Planning A Class Hierarchy
Planning a class hierarchy for your G2 knowledge base is an important part of completing your application. Following are some general guidelines:
- Try to plan as many of your classes at one time as possible. The hierarchy you develop depends on the interrelationships of your classes. One of the first steps to planning a class hierarchy is to list the most important properties that each of your prospective classes will have.
- Use factoring to build a provisional class hierarchy based on the properties. In factoring, you develop classes by grouping all common properties as high up in the class hierarchy as you can. For instance, the classes
vertebrates and invertebrates group all animals with and without spines into two high-level classes. Subclasses beneath these specify additional groups with common properties.

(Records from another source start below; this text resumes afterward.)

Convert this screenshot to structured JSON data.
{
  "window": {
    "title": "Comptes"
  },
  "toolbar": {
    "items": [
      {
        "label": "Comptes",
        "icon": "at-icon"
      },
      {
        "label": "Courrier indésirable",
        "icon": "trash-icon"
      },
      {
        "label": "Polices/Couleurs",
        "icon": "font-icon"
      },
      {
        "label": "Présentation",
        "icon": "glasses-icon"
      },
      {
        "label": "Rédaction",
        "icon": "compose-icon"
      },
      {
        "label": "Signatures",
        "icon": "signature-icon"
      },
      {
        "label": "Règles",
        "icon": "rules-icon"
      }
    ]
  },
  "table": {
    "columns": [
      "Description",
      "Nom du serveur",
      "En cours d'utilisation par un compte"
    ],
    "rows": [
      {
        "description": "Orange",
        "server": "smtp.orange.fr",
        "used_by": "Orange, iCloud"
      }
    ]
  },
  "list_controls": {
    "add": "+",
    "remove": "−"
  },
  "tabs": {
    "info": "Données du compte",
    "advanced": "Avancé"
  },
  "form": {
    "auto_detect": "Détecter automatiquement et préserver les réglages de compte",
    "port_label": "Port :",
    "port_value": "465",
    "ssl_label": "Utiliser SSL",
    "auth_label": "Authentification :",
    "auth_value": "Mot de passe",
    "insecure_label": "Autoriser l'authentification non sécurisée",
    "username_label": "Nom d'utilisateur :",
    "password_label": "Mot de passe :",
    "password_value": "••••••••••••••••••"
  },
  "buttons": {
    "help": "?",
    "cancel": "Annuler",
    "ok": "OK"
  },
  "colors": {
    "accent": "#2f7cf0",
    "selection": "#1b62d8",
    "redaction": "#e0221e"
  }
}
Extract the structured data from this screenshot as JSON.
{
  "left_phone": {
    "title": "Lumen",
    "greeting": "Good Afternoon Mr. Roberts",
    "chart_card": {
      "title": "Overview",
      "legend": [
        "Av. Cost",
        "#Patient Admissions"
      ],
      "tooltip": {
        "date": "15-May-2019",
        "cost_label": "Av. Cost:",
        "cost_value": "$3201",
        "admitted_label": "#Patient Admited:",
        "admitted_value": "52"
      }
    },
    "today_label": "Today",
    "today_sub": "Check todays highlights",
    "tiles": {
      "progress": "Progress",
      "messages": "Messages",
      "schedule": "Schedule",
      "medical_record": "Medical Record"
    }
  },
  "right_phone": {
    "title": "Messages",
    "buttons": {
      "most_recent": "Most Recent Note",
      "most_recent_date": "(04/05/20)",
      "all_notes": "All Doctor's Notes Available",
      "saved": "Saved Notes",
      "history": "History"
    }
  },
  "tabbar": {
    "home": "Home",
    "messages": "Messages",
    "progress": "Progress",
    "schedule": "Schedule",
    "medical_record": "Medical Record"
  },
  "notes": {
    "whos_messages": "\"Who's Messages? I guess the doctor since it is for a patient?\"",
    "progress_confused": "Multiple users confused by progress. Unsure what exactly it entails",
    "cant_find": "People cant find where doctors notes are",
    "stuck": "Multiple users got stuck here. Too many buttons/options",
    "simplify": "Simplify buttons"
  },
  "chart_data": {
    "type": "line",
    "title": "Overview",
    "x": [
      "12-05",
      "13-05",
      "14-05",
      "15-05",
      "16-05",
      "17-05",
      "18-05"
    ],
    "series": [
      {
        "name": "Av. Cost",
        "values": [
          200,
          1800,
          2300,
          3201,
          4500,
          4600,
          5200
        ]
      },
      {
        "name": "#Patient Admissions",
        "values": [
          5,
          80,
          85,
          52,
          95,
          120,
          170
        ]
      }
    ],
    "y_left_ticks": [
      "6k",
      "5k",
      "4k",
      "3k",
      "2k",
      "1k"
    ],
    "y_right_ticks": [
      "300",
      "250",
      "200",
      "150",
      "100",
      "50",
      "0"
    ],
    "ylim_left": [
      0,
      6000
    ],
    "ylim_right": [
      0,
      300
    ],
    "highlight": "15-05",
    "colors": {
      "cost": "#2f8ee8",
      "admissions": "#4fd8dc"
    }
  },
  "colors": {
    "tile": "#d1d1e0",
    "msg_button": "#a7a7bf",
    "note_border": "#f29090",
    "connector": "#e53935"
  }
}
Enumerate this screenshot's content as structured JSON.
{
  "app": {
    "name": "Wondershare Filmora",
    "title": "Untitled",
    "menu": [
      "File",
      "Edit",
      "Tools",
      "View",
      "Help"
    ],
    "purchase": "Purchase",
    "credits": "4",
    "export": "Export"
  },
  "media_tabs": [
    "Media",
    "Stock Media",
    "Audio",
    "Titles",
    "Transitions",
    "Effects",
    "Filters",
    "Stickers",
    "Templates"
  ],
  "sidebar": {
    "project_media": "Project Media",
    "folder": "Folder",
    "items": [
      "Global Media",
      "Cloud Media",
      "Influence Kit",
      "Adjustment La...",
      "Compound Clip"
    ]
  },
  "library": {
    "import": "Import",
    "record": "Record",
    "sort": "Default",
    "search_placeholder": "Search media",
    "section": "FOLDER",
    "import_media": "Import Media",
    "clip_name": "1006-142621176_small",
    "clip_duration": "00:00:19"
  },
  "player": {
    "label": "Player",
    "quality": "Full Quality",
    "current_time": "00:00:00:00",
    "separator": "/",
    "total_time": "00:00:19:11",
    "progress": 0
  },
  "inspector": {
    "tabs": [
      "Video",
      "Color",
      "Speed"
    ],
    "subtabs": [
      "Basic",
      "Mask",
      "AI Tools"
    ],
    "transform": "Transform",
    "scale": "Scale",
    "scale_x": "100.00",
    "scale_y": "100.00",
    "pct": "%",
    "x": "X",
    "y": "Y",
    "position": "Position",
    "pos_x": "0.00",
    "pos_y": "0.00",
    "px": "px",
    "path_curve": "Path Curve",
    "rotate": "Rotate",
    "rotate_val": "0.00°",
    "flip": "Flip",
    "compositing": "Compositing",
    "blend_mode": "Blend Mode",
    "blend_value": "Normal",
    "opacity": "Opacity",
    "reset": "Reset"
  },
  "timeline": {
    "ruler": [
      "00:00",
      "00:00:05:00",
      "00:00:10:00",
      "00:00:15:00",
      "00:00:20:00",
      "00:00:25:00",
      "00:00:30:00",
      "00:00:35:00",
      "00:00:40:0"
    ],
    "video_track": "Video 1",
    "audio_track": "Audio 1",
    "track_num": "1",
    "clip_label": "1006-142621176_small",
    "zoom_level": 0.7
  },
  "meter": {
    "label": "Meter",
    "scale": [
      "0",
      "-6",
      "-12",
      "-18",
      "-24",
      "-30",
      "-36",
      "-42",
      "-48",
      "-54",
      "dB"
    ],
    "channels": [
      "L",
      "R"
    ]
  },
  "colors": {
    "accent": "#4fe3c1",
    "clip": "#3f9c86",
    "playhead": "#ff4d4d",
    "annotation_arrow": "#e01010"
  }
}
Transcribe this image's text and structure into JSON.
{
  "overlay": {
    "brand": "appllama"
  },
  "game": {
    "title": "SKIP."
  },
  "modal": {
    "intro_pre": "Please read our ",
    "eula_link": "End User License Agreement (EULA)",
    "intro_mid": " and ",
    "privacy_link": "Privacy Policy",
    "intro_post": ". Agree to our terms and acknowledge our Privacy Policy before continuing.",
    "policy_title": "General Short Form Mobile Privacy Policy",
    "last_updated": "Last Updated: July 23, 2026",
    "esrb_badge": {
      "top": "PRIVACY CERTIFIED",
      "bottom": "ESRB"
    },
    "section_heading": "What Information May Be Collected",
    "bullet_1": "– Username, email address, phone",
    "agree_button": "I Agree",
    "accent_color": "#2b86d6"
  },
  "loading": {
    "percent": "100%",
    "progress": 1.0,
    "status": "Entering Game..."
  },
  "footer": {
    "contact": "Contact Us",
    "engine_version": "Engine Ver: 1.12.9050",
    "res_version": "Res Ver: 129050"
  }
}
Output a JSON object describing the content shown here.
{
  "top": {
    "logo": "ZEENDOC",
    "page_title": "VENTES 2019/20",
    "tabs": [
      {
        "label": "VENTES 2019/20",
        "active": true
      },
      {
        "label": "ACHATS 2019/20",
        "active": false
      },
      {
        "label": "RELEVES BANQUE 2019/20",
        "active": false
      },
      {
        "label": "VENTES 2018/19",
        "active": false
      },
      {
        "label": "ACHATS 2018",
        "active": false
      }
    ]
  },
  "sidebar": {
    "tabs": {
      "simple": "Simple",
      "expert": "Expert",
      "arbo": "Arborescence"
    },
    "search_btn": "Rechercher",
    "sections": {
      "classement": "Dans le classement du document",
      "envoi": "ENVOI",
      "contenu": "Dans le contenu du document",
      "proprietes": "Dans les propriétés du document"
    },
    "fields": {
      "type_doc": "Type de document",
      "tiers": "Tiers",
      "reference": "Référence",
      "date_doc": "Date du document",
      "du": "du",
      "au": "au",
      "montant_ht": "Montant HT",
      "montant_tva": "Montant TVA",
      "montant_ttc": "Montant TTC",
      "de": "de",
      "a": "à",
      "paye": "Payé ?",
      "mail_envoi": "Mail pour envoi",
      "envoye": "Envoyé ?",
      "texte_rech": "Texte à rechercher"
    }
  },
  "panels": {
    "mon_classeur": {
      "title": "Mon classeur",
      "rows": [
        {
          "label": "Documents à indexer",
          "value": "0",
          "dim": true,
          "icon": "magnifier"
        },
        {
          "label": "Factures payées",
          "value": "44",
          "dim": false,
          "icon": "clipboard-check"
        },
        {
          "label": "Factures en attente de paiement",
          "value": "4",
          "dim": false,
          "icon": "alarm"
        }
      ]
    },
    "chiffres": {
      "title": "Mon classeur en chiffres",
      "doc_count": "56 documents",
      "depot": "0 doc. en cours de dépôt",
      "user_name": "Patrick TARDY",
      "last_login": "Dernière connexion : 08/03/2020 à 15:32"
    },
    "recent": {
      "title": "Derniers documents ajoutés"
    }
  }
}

- Consider the probable patterns of referencing objects when deciding which kinds of properties should be the basis for your hierarchy. For instance, in a taxonomy, the class basis is structural. If, in your application, you are more likely to reference objects by some other property, say habitat, your high level classes should reflect this. You might have high-level classes such as
land-animal, air-animal, and water-animal instead of the structural categories.
- Multiple-inheritance allows you to classify entities under two or more major classifications. Don't neglect its potential to help you to represent complex structures of information.
G2 allows you to change user-defined classes and class hierarchies as needed. Such changes automatically propagate to all existing subclasses and instances. However, you may also have to change other parts of the KB to be consistent with the new class definitions, and this is sometimes difficult. Careful thought in laying out user-defined classes and class hierarchies can save significant time later on.